Она поднялась, голая, живот так опасно выпирал и казался настолько лишенным поддержки, что хотелось подставить снизу руку. Он смотрел на нее и думал, что она еще больше раздастся вширь. Она пошла принимать душ, так и не накинув ничего сверху, хотя, если Трей до сих пор на диване, он ее со своего места увидит. В ванной утробно загудели трубы и полилась вода. Все — разговор закончен. Бен обтерся махровым полотенцем, которое взял возле корзины для белья, втиснулся в кожаные штаны, надел футболку и присел на краешке кровати, представляя, как Трей начнет упражняться в остроумии, когда они вернутся назад в гостиную.
Через несколько минут в спальню впорхнула Диондра с красным полотенцем на голове и, не глядя в его сторону, уселась перед туалетным столиком с зеркалом, выдавила в ладошку пену размером с кучку собачьего дерьма и начала наносить на волосы, тут же прядь за прядью подсушивая их феном: кучку на волосы — сушка, кучку на волосы — сушка.

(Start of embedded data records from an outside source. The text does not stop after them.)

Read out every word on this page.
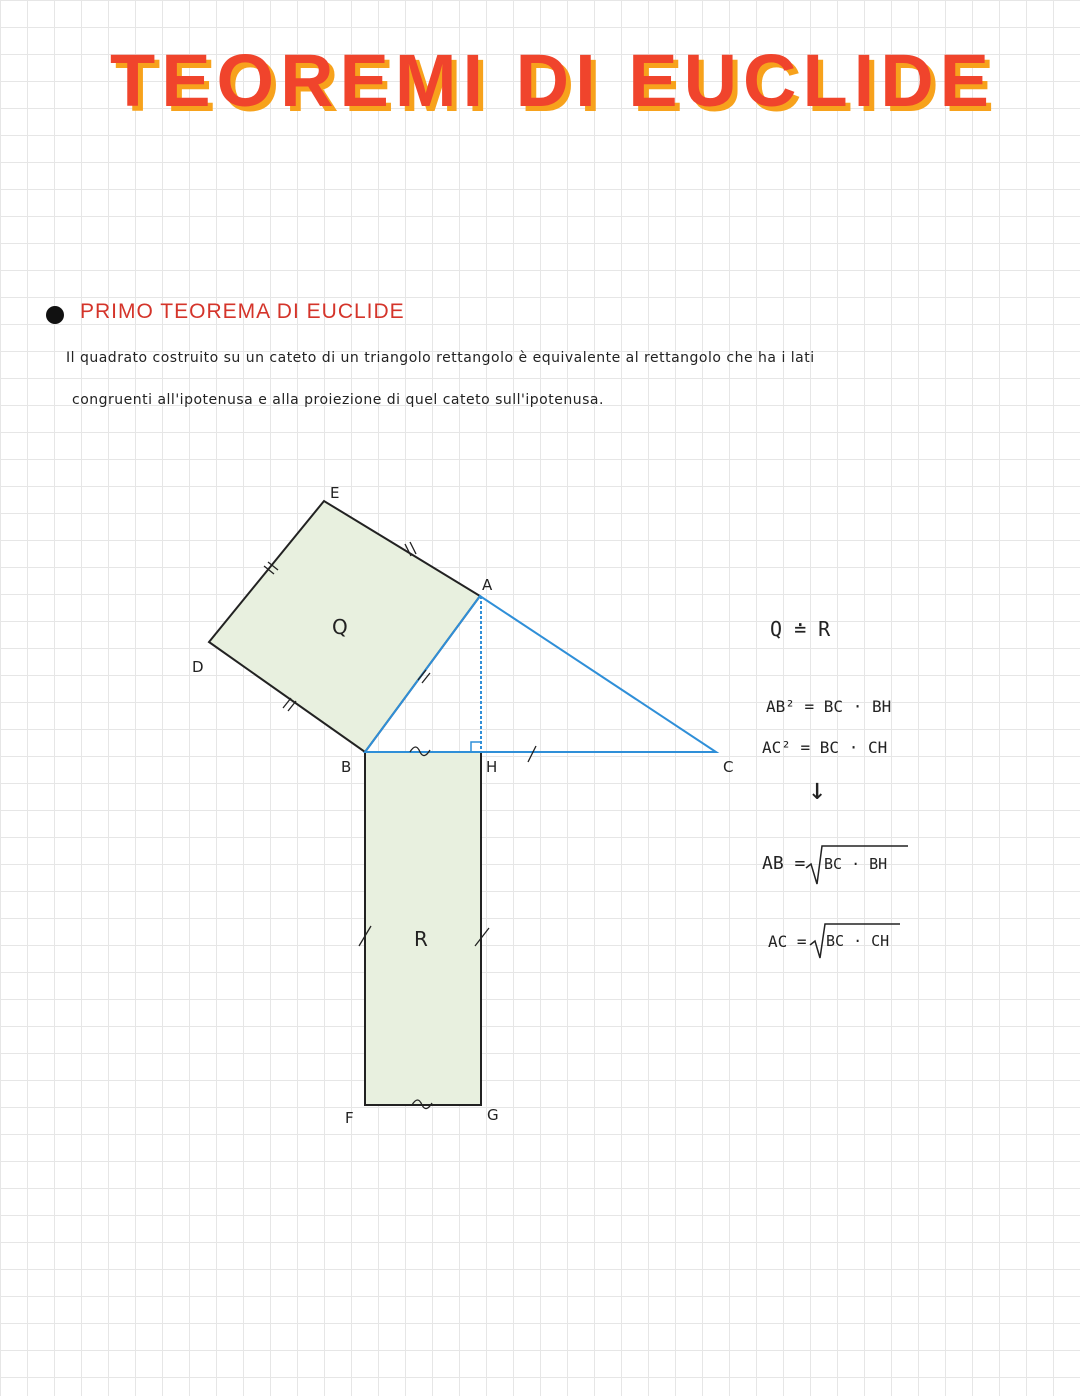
TEOREMI DI EUCLIDE
PRIMO TEOREMA DI EUCLIDE
Il quadrato costruito su un cateto di un triangolo rettangolo è equivalente al rettangolo che ha i lati
congruenti all'ipotenusa e alla proiezione di quel cateto sull'ipotenusa.
A
B	C
D
E
F	G
H
Q
R
Q ≐ R
AB² = BC · BH
AC² = BC · CH
↓
AB = BC · BH
AC = BC · CH
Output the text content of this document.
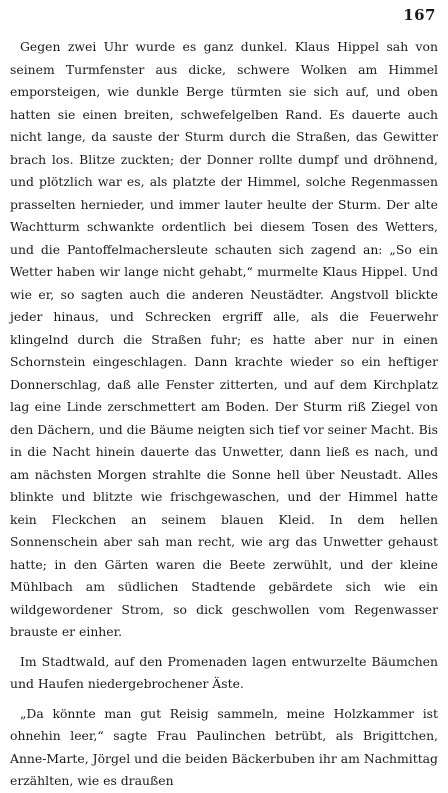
167

Gegen zwei Uhr wurde es ganz dunkel. Klaus Hippel sah von seinem Turmfenster aus dicke, schwere Wolken am Himmel emporsteigen, wie dunkle Berge türmten sie sich auf, und oben hatten sie einen breiten, schwefelgelben Rand. Es dauerte auch nicht lange, da sauste der Sturm durch die Straßen, das Gewitter brach los. Blitze zuckten; der Donner rollte dumpf und dröhnend, und plötzlich war es, als platzte der Himmel, solche Regenmassen prasselten hernieder, und immer lauter heulte der Sturm. Der alte Wachtturm schwankte ordentlich bei diesem Tosen des Wetters, und die Pantoffelmachersleute schauten sich zagend an: „So ein Wetter haben wir lange nicht gehabt,“ murmelte Klaus Hippel. Und wie er, so sagten auch die anderen Neustädter. Angstvoll blickte jeder hinaus, und Schrecken ergriff alle, als die Feuerwehr klingelnd durch die Straßen fuhr; es hatte aber nur in einen Schornstein eingeschlagen. Dann krachte wieder so ein heftiger Donnerschlag, daß alle Fenster zitterten, und auf dem Kirchplatz lag eine Linde zerschmettert am Boden. Der Sturm riß Ziegel von den Dächern, und die Bäume neigten sich tief vor seiner Macht. Bis in die Nacht hinein dauerte das Unwetter, dann ließ es nach, und am nächsten Morgen strahlte die Sonne hell über Neustadt. Alles blinkte und blitzte wie frischgewaschen, und der Himmel hatte kein Fleckchen an seinem blauen Kleid. In dem hellen Sonnenschein aber sah man recht, wie arg das Unwetter gehaust hatte; in den Gärten waren die Beete zerwühlt, und der kleine Mühlbach am südlichen Stadtende gebärdete sich wie ein wildgewordener Strom, so dick geschwollen vom Regenwasser brauste er einher.

Im Stadtwald, auf den Promenaden lagen entwurzelte Bäumchen und Haufen niedergebrochener Äste.

„Da könnte man gut Reisig sammeln, meine Holzkammer ist ohnehin leer,“ sagte Frau Paulinchen betrübt, als Brigittchen, Anne-Marte, Jörgel und die beiden Bäckerbuben ihr am Nachmittag erzählten, wie es draußen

Он не знал, выйти из спальни или остаться, поэтому тихо сидел на кровати, пытаясь поймать ее взгляд. Она влила в ладошку темную массу тонального крема (так, наверное, художник разводит краски) и начала втирать в кожу. (Некоторые девчонки — он слышал собственными ушами — говорят, что у нее не лицо, а маска. Но ему нравится: оно становится таким гладким и загорелым, хотя при этом шея кажется белее — прямо как ванильное мороженое, политое карамельным сиропом.) Потом она принялась за ресницы — и нанесла три слоя туши. (Она всегда говорит, что нужны три: первый — чтобы сделать ресницы темнее, второй — гуще и пушистее, а третий — для пущего эффекта.) Наконец очередь дошла до помады: нижний слой, верхний слой, блеск для губ. Она заметила его взгляд, остановилась и начала промокать губы о крошечные белые треугольнички, оставляя на них фиолетовые следы, словно от поцелуев.